Hemos de entender que hemos elegido «la parte ganadora» en este combate de la
vida, y también en la otra que nos espera un poco más adelante. Nada es
comparable a estar cerca de Cristo. Aunque no tuviéramos nada, y nos llegaran
las enfermedades más dolorosas o las calumnias más viles, teniendo a Jesús lo
tenemos todo. Y esto se ha de notar hasta en el porte externo, en el sentido y
en la conciencia de ser en todo momento, también en esas circunstancias,
la sal de la tierra y la luz del mundo, como nos
dijo el Maestro.
San
Justino, refiriéndose a los filósofos de su tiempo, afirmaba con verdad que
«cuanto de bueno está dicho en todos ellos, nos pertenece a nosotros los cristianos,
porque nosotros adoramos y amamos, después de Dios, al Verbo, que procede del
mismo Dios ingénito e inefable; pues Él, por amor nuestro, se hizo hombre para
participar de nuestros sufrimientos y curarnos»15.
Con la
liturgia de la Misa, pedimos hoy: Señor, Dios nuestro, que santificaste
los comienzos de la Iglesia romana con la sangre abundante de los mártires,
concédenos que su valentía en el combate nos infunda el espíritu de fortaleza y
la santa alegría de la victoria16 en
este mundo nuestro que hemos de llevar hasta Ti.
*Después
de Jerusalén y de Antioquía, Roma fue el núcleo cristiano primitivo más
importante.
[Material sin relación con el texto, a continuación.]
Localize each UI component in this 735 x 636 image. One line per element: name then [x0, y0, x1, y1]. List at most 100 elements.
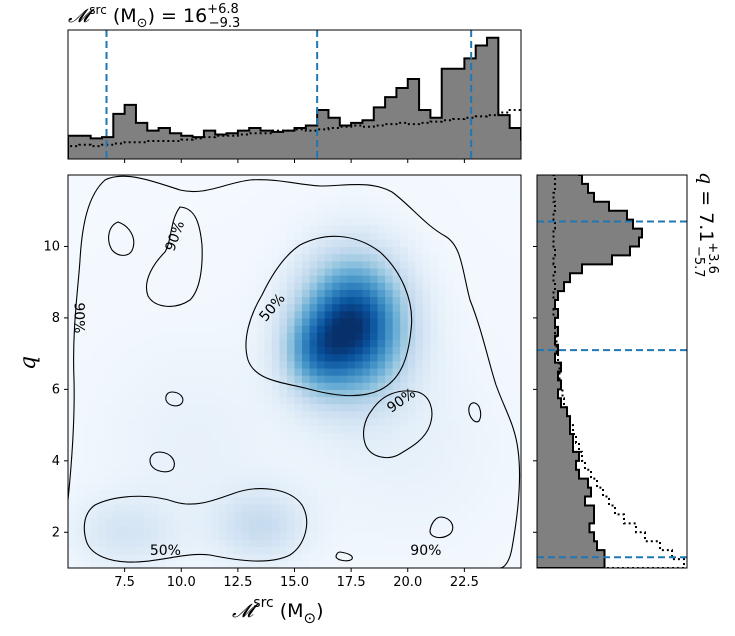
heatmap-cell: [475, 496, 484, 505]
heatmap-cell: [75, 367, 84, 376]
heatmap-cell: [143, 525, 152, 533]
heatmap-cell: [98, 217, 107, 226]
heatmap-cell: [286, 260, 296, 269]
heatmap-cell: [385, 217, 394, 226]
heatmap-cell: [151, 453, 160, 462]
heatmap-cell: [453, 203, 462, 212]
heatmap-cell: [415, 332, 424, 340]
heatmap-cell: [120, 382, 129, 390]
heatmap-cell: [377, 446, 386, 455]
heatmap-cell: [490, 317, 499, 326]
heatmap-cell: [143, 246, 152, 255]
heatmap-cell: [385, 446, 394, 455]
heatmap-cell: [302, 410, 311, 419]
heatmap-cell: [219, 546, 228, 555]
heatmap-cell: [407, 210, 416, 219]
heatmap-cell: [460, 189, 469, 198]
heatmap-cell: [377, 239, 386, 248]
heatmap-cell: [415, 360, 424, 369]
heatmap-cell: [203, 553, 213, 562]
heatmap-cell: [181, 346, 190, 355]
heatmap-cell: [347, 217, 356, 226]
heatmap-cell: [90, 553, 99, 562]
heatmap-cell: [362, 182, 371, 190]
heatmap-cell: [173, 282, 182, 290]
heatmap-cell: [490, 475, 499, 483]
heatmap-cell: [234, 367, 243, 376]
heatmap-cell: [120, 310, 129, 319]
heatmap-cell: [400, 246, 409, 255]
heatmap-cell: [203, 225, 213, 233]
heatmap-cell: [377, 532, 386, 541]
heatmap-cell: [415, 282, 424, 290]
heatmap-cell: [392, 532, 401, 541]
heatmap-cell: [483, 553, 492, 562]
heatmap-cell: [249, 467, 258, 476]
heatmap-cell: [90, 467, 99, 476]
heatmap-cell: [513, 303, 521, 312]
heatmap-cell: [490, 517, 499, 526]
heatmap-cell: [173, 210, 182, 219]
heatmap-cell: [98, 532, 107, 541]
heatmap-cell: [302, 375, 311, 383]
heatmap-cell: [505, 496, 515, 505]
heatmap-cell: [196, 453, 205, 462]
heatmap-cell: [188, 525, 197, 533]
heatmap-cell: [135, 389, 145, 398]
heatmap-cell: [75, 475, 84, 483]
heatmap-cell: [400, 460, 409, 469]
heatmap-cell: [234, 189, 243, 198]
heatmap-cell: [75, 403, 84, 412]
heatmap-cell: [128, 496, 137, 505]
heatmap-cell: [294, 460, 303, 469]
heatmap-cell: [234, 389, 243, 398]
heatmap-cell: [354, 325, 364, 333]
heatmap-cell: [475, 432, 484, 440]
heatmap-cell: [294, 396, 303, 405]
heatmap-cell: [453, 296, 462, 305]
heatmap-cell: [158, 353, 167, 362]
heatmap-cell: [498, 217, 507, 226]
heatmap-cell: [90, 275, 99, 283]
heatmap-cell: [286, 410, 296, 419]
heatmap-cell: [203, 275, 213, 283]
heatmap-cell: [188, 503, 197, 512]
heatmap-cell: [256, 425, 265, 433]
heatmap-cell: [430, 203, 439, 212]
heatmap-cell: [271, 396, 280, 405]
heatmap-cell: [256, 403, 265, 412]
heatmap-cell: [286, 325, 296, 333]
heatmap-cell: [75, 532, 84, 541]
heatmap-cell: [437, 353, 447, 362]
heatmap-cell: [385, 282, 394, 290]
heatmap-cell: [211, 403, 220, 412]
heatmap-cell: [241, 246, 250, 255]
heatmap-cell: [113, 546, 122, 555]
heatmap-cell: [475, 417, 484, 426]
heatmap-cell: [483, 539, 492, 548]
heatmap-cell: [483, 175, 492, 183]
heatmap-cell: [203, 446, 213, 455]
heatmap-cell: [120, 560, 129, 568]
heatmap-cell: [173, 232, 182, 240]
heatmap-cell: [392, 417, 401, 426]
heatmap-cell: [513, 253, 521, 262]
heatmap-cell: [264, 482, 273, 490]
heatmap-cell: [324, 560, 333, 568]
heatmap-cell: [135, 317, 145, 326]
heatmap-cell: [324, 346, 333, 355]
heatmap-cell: [203, 517, 213, 526]
heatmap-cell: [324, 239, 333, 248]
xlabel-sup: src: [253, 595, 273, 611]
heatmap-cell: [249, 303, 258, 312]
heatmap-cell: [173, 425, 182, 433]
heatmap-cell: [105, 517, 114, 526]
heatmap-cell: [143, 353, 152, 362]
heatmap-cell: [279, 432, 288, 440]
heatmap-cell: [264, 360, 273, 369]
heatmap-cell: [400, 225, 409, 233]
heatmap-cell: [173, 246, 182, 255]
title-lower: −9.3: [209, 16, 241, 31]
heatmap-cell: [505, 375, 515, 383]
heatmap-cell: [120, 246, 129, 255]
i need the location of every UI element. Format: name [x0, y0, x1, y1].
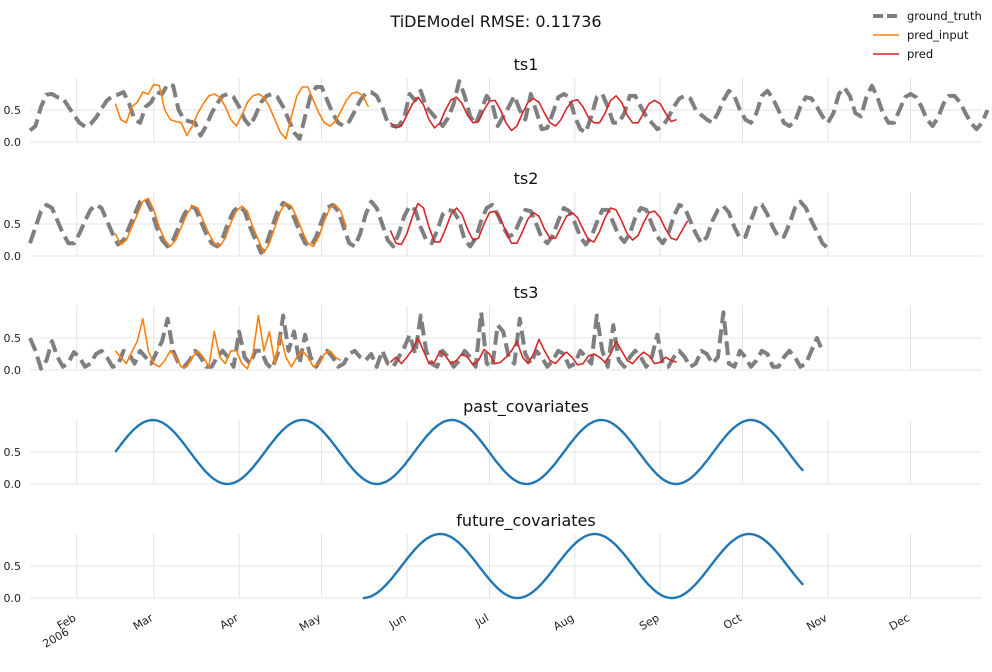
x-tick-label: Jul — [472, 611, 491, 629]
x-tick-label: Apr — [218, 611, 241, 632]
panel-title: ts3 — [514, 283, 539, 302]
x-tick-label: Jun — [386, 611, 408, 631]
legend-item-pred: pred — [873, 47, 933, 61]
y-tick-label: 0.5 — [4, 104, 22, 117]
legend-label: ground_truth — [907, 9, 982, 23]
panel-title: past_covariates — [463, 397, 589, 417]
series-line-pred — [389, 95, 677, 132]
legend-label: pred — [907, 47, 933, 61]
chart-panels: 0.0 0.5 ts1 0.0 0.5 ts2 0.0 0.5 ts3 0.0 0.5 past_co… — [4, 55, 990, 605]
panel-ts1: 0.0 0.5 ts1 — [4, 55, 990, 149]
panel-ts3: 0.0 0.5 ts3 — [4, 283, 982, 377]
series-line-ground_truth — [28, 310, 825, 371]
legend-item-ground_truth: ground_truth — [873, 9, 982, 23]
x-tick-label: Aug — [551, 611, 576, 633]
x-tick-label: Nov — [804, 611, 830, 633]
y-tick-label: 0.0 — [4, 250, 22, 263]
y-tick-label: 0.0 — [4, 364, 22, 377]
series-line-past_covariates — [114, 418, 805, 486]
y-tick-label: 0.5 — [4, 218, 22, 231]
chart-title: TiDEModel RMSE: 0.11736 — [389, 12, 601, 31]
y-tick-label: 0.5 — [4, 332, 22, 345]
series-line-pred — [389, 202, 689, 246]
x-tick-sublabel: 2006 — [41, 625, 72, 650]
y-tick-label: 0.0 — [4, 592, 22, 605]
y-tick-label: 0.5 — [4, 560, 22, 573]
legend-label: pred_input — [907, 28, 969, 42]
x-tick-label: Oct — [721, 611, 745, 632]
legend-item-pred_input: pred_input — [873, 28, 969, 42]
series-line-pred — [389, 337, 677, 366]
series-line-ground_truth — [28, 79, 990, 141]
panel-title: future_covariates — [456, 511, 595, 531]
panel-title: ts1 — [514, 55, 539, 74]
series-line-pred_input — [114, 197, 348, 254]
series-line-pred_input — [114, 314, 342, 370]
y-tick-label: 0.0 — [4, 478, 22, 491]
series-line-ground_truth — [28, 196, 830, 255]
x-tick-label: Mar — [131, 611, 156, 633]
x-tick-label: Dec — [887, 611, 912, 633]
panel-future_covariates: 0.0 0.5 future_covariates — [4, 511, 982, 605]
panel-past_covariates: 0.0 0.5 past_covariates — [4, 397, 982, 491]
y-tick-label: 0.5 — [4, 446, 22, 459]
x-tick-label: Sep — [637, 611, 661, 633]
panel-ts2: 0.0 0.5 ts2 — [4, 169, 982, 263]
series-line-future_covariates — [362, 532, 805, 600]
panel-title: ts2 — [514, 169, 539, 188]
y-tick-label: 0.0 — [4, 136, 22, 149]
x-tick-label: May — [297, 611, 324, 634]
series-line-pred_input — [114, 83, 370, 140]
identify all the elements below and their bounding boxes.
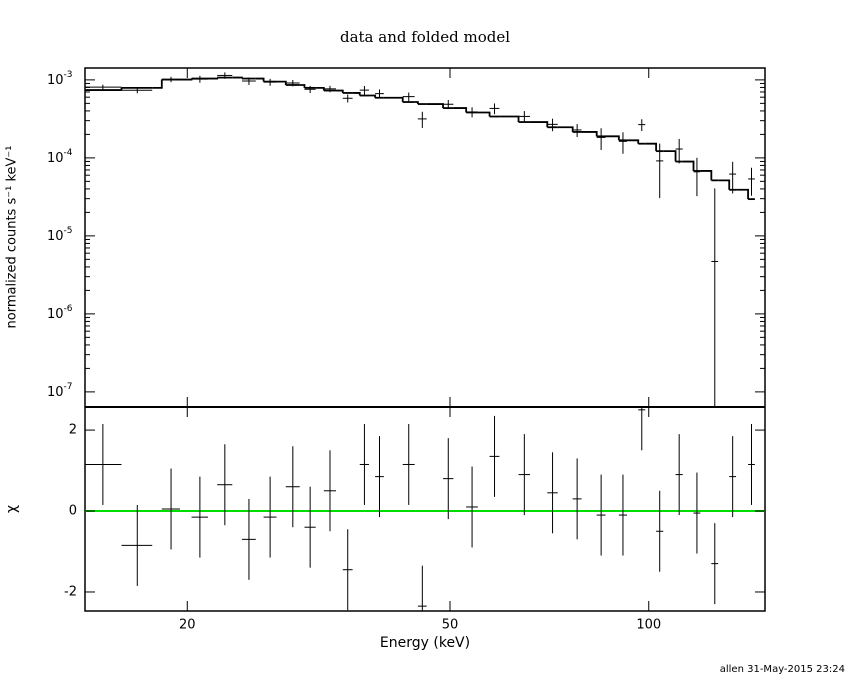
model-riser [299, 84, 306, 88]
y-tick-exponent: -6 [64, 303, 73, 313]
y-tick-exponent: -5 [64, 225, 73, 235]
model-riser [627, 139, 640, 144]
model-riser [663, 150, 677, 162]
model-riser [682, 160, 695, 171]
model-riser [276, 80, 287, 85]
y-tick-label: 10-4 [47, 147, 73, 165]
y-tick-label: 10-5 [47, 225, 73, 243]
y-tick-label: 10-6 [47, 303, 73, 321]
y-tick-exponent: -3 [64, 69, 73, 79]
y-tick-base: 10 [47, 228, 64, 243]
model-riser [336, 89, 344, 93]
x-axis-label: Energy (keV) [380, 635, 470, 651]
model-riser [645, 142, 658, 152]
model-riser [605, 135, 620, 141]
model-riser [700, 170, 713, 181]
y-tick-base: 10 [47, 150, 64, 165]
model-riser [530, 121, 549, 128]
y-tick-label: 2 [69, 423, 77, 438]
residual-axis-label: χ [4, 505, 20, 513]
model-riser [736, 188, 749, 200]
y-tick-label: 10-7 [47, 381, 73, 399]
y-tick-base: 10 [47, 306, 64, 321]
model-riser [383, 96, 404, 103]
model-riser [315, 86, 325, 91]
model-riser [453, 107, 468, 113]
data-panel [85, 72, 755, 407]
model-riser [581, 131, 598, 137]
y-axis-label: normalized counts s⁻¹ keV⁻¹ [5, 146, 20, 329]
model-riser [369, 94, 376, 98]
model-riser [426, 103, 444, 109]
y-tick-base: 10 [47, 384, 64, 399]
model-riser [180, 78, 193, 81]
x-tick-label: 50 [442, 618, 459, 633]
model-riser [499, 115, 520, 123]
model-riser [557, 126, 574, 132]
y-tick-base: 10 [47, 72, 64, 87]
model-riser [352, 92, 361, 96]
chart-title: data and folded model [340, 28, 510, 46]
model-riser [255, 77, 265, 82]
model-riser [208, 77, 219, 80]
y-tick-exponent: -7 [64, 381, 73, 391]
y-tick-label: -2 [64, 584, 77, 599]
footer: allen 31-May-2015 23:24 [720, 664, 845, 675]
model-riser [152, 79, 163, 89]
x-tick-label: 100 [636, 618, 661, 633]
model-riser [232, 76, 243, 79]
model-riser [718, 179, 731, 190]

Muchos cristianos provenían de la colonia judía existente en Roma;
los más, llegaron del paganismo.
*Hoy se
conmemora a los cristianos que sufrieron la primera persecución contra la
Iglesia bajo el emperador Nerón, después del incendio de Roma en el año 64.
1 Cfr. J.
Orlandis, Historia de la Iglesia, Palabra, 3ª ed., Madrid
1977, vol. I. p. 11 ss. —
2 2
Cor 2, 15. —
3 San
Juan Crisóstomo, Homilías sobre San Mateo, 43, 5. —
4 Hech 28,
15. —
5 Epístola
a Diogneto, 6, 1. —
6 Cfr. Tácito, Annales 15,
44. —
7 San
Clemente Romano, Carta a los Corintios, 5. —
8 2
Tim 3, 12. —
9 San
Josemaría Escrivá, Amigos de Dios, 301. —
10 San
Jerónimo Emiliano, Homilía a sus hermanos de religión,
21-VI-1535. —
11 Hech 5,
41. —
12 Mt 5,
11-12. —
13 Cfr. Tertuliano, Apologético,
50. —
14 Ibídem,
37. —
15 San
Justino, Apología, 11, 13. —
16 Misal
Romano, Oración colecta de la Misa del día.